La voie sotériologique
Dans le Dvaita, la libération (mokṣa) ne consiste jamais en une fusion avec le divin, mais en la réalisation de la servitude naturelle et éternelle de l’âme envers Dieu, accompagnée de la vision béatifique du Seigneur. L’âme libérée conserve intégralement son identité individuelle et sa distinction d’avec Dieu. Elle jouit d’une félicité proportionnelle à sa nature intrinsèque, car Madhva introduit une doctrine de la hiérarchie essentielle des âmes (tāratamya) : les âmes possèdent des capacités différentes selon leur nature éternelle.
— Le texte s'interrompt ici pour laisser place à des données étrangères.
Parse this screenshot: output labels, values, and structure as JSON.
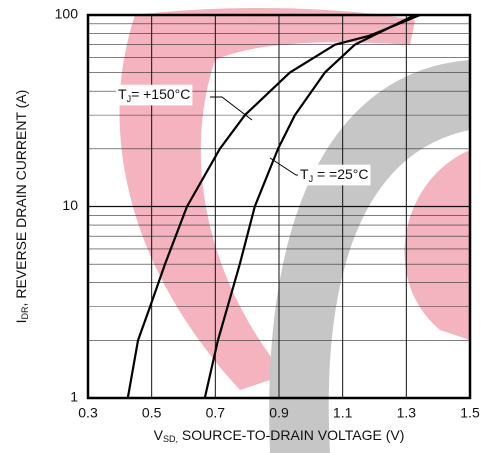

La voie de la libération repose principalement sur la dévotion (bhakti) à Viṣṇu, associée à la connaissance correcte (jñāna) de la réalité telle qu’elle est – c’est-à-dire duelle. La grâce divine (prasāda) demeure toutefois le facteur décisif. Madhva affirme également une doctrine de la prédestination partielle : certaines âmes sont éternellement destinées à la libération, d’autres à la transmigration perpétuelle, et certaines à la damnation éternelle.
Épistémologie et logique
Le Dvaita développe un réalisme épistémologique robuste. La perception (pratyakṣa) fournit une connaissance directe et véridique du réel tel qu’il est. L’erreur perceptive ne résulte pas d’une illusion ontologique (comme le māyā de Śaṅkara), mais de conditions inadéquates de perception. Madhva élabore également une théorie sophistiquée de l’inférence (anumāna) et accorde une autorité particulière au témoignage scripturaire (śabda), spécialement aux Vedas et aux textes viṣṇouites.
Influence et débats
Le Dvaita a exercé une influence considérable dans le Karnataka et suscité d’intenses controverses philosophiques avec les autres écoles védantiques. Ses défenseurs ultérieurs, comme Jayatīrtha et Vyāsatīrtha, ont raffiné et défendu le système face aux critiques advaïtes, produisant une littérature philosophique d’une grande sophistication logique. Le Dvaita représente ainsi l’expression la plus radicale du théisme et du réalisme pluraliste dans la tradition védantique indienne.